Montañas del Cauca 1985.
En aquel rincón olvidado de la
cordillera, la llegada de los muchachos del EME fue como una llamarada
encendida en plena noche. La montaña, que había sido testigo mudo de guerrillas
y ejércitos, se estremeció con cada paso de aquellos hombres y mujeres que descendían
desde las alturas, sus miradas endurecidas por el verde infinito de la selva,
la humedad eterna del llano y el frio que cala los huesos en los paramaos; tenían
los ojos siempre alertas, siempre fugaces. Cada uno llevaba, además de su
fusil, un grito ahogado y una esperanza bien clavada en el pecho; la de una
Colombia libre y soberana donde el pan de todos los días no sea la muerte y la
corrupción que siempre ofreció la oligarquía apátrida y enemiga del pueblo.

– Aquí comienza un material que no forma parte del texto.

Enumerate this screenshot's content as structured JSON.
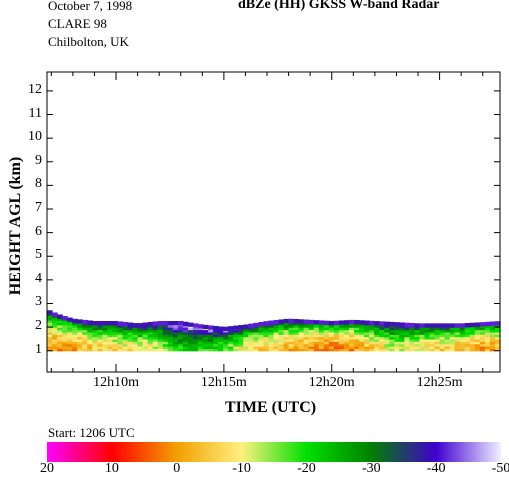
{
  "header": {
    "date": "October  7, 1998",
    "campaign": "CLARE 98",
    "location": "Chilbolton, UK",
    "title": "dBZe (HH)  GKSS  W-band Radar"
  },
  "footer": {
    "start_label": "Start: 1206 UTC"
  },
  "colorbar": {
    "ticks": [
      "20",
      "10",
      "0",
      "-10",
      "-20",
      "-30",
      "-40",
      "-50"
    ],
    "min": -50,
    "max": 20,
    "colors": [
      "#ff00ff",
      "#ff0000",
      "#f2a000",
      "#fff080",
      "#00e000",
      "#008000",
      "#4000d0",
      "#f0f0ff"
    ]
  },
  "chart_data": {
    "type": "heatmap",
    "title": "dBZe (HH)  GKSS  W-band Radar",
    "xlabel": "TIME (UTC)",
    "ylabel": "HEIGHT AGL (km)",
    "x_tick_labels": [
      "12h10m",
      "12h15m",
      "12h20m",
      "12h25m"
    ],
    "x_ticks_min": [
      10,
      15,
      20,
      25
    ],
    "xlim_min": [
      6.8,
      27.8
    ],
    "y_ticks": [
      1,
      2,
      3,
      4,
      5,
      6,
      7,
      8,
      9,
      10,
      11,
      12
    ],
    "ylim": [
      0.1,
      12.8
    ],
    "units": "dBZe",
    "cloud_base_km": 1.0,
    "cloud_top_km": [
      [
        6.8,
        2.7
      ],
      [
        7.3,
        2.5
      ],
      [
        8.0,
        2.3
      ],
      [
        9.0,
        2.2
      ],
      [
        10.0,
        2.2
      ],
      [
        11.0,
        2.1
      ],
      [
        12.0,
        2.2
      ],
      [
        13.0,
        2.2
      ],
      [
        14.0,
        2.05
      ],
      [
        15.0,
        1.95
      ],
      [
        16.0,
        2.05
      ],
      [
        17.0,
        2.2
      ],
      [
        18.0,
        2.3
      ],
      [
        19.0,
        2.25
      ],
      [
        20.0,
        2.2
      ],
      [
        21.0,
        2.25
      ],
      [
        22.0,
        2.2
      ],
      [
        23.0,
        2.15
      ],
      [
        24.0,
        2.1
      ],
      [
        25.0,
        2.1
      ],
      [
        26.0,
        2.1
      ],
      [
        27.0,
        2.15
      ],
      [
        27.8,
        2.2
      ]
    ],
    "reflectivity_dbz": [
      [
        6.8,
        0
      ],
      [
        8.0,
        0
      ],
      [
        9.0,
        -5
      ],
      [
        10.0,
        -8
      ],
      [
        11.0,
        -8
      ],
      [
        12.0,
        -12
      ],
      [
        13.0,
        -22
      ],
      [
        14.0,
        -20
      ],
      [
        15.0,
        -18
      ],
      [
        16.0,
        -8
      ],
      [
        17.0,
        -5
      ],
      [
        18.0,
        -3
      ],
      [
        19.0,
        0
      ],
      [
        20.0,
        2
      ],
      [
        21.0,
        0
      ],
      [
        22.0,
        -6
      ],
      [
        23.0,
        -12
      ],
      [
        24.0,
        -8
      ],
      [
        25.0,
        -6
      ],
      [
        26.0,
        -4
      ],
      [
        27.0,
        0
      ],
      [
        27.8,
        -2
      ]
    ]
  }
}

Cuentan que Pizarro iba adelante,
con la cabeza erguida, el rostro curtido de caminos que ni el mismo Bolívar
habría imaginado. La gente del pueblo, que aún recordaba las historias de los
ejércitos libertadores, comenzó a murmurar entre sí. Algunos decían que los
muchachos traían la fuerza de los antiguos libertadores; otros murmuraban que
sus ojos de fuego eran el presagio de un cambio que nadie se atrevía a
imaginar. Así, en medio de miradas de admiración y cuidado, surgía algo que
hacía años estaba olvidado en aquellos rincones del alma: la ilusión de algo
nuevo.
Apenas llegaron a la plaza, los
campesinos se arremolinaron en torno a ellos. Los más viejos buscaban en
Pizarro la fuerza cautivadora del Comandante Quintín Lame o la fiereza de Guadalupe
Salcedo, esperando reconocer en su sombra algo de aquellos antiguos héroes. En
cambio, encontraron un hombre que no necesitaba más que su propia mirada para
transmitir la convicción de un mundo distinto, uno sin injusticia ni hambre.
“De pie, Colombia” dijo Pizarro,
y la gente sintió el eco de esas palabras retumbando en sus entrañas como un
grito de guerra, una súplica y una promesa a la vez.
Aquella noche, los hombres y
mujeres del EME, que habían dejado parte de su juventud en los caminos,
compartieron con los pobladores sus historias, como quien comparte un pan
sagrado. Los viejos, encorvados por los años y las cosechas, volvían a
enderezarse, mientras las madres veían en esos jóvenes la promesa de un mundo
donde sus hijos pudieran crecer sin el peso de las cadenas en sus hombros. Y
mientras la luna se alzaba sobre las montañas, todos sabían, en lo más profundo
de sus corazones, que aquella llegada no era un simple encuentro. Era el inicio
de algo que iba más allá de ellos, un rugido ancestral que venía a reclamar un
país, una vida y una esperanza, como si Bolívar mismo hubiese regresado para
guiar sus pasos.
La madrugada los encontró de pie, con los rostros alumbrados por la claridad del amanecer. Y en ese preciso momento, comprendieron que aquel pedazo de montaña, olvidado y solitario, se había convertido, aunque solo fuera por un instante, en el corazón palpitante de una Colombia que aún tenía fe en sus propios sueños.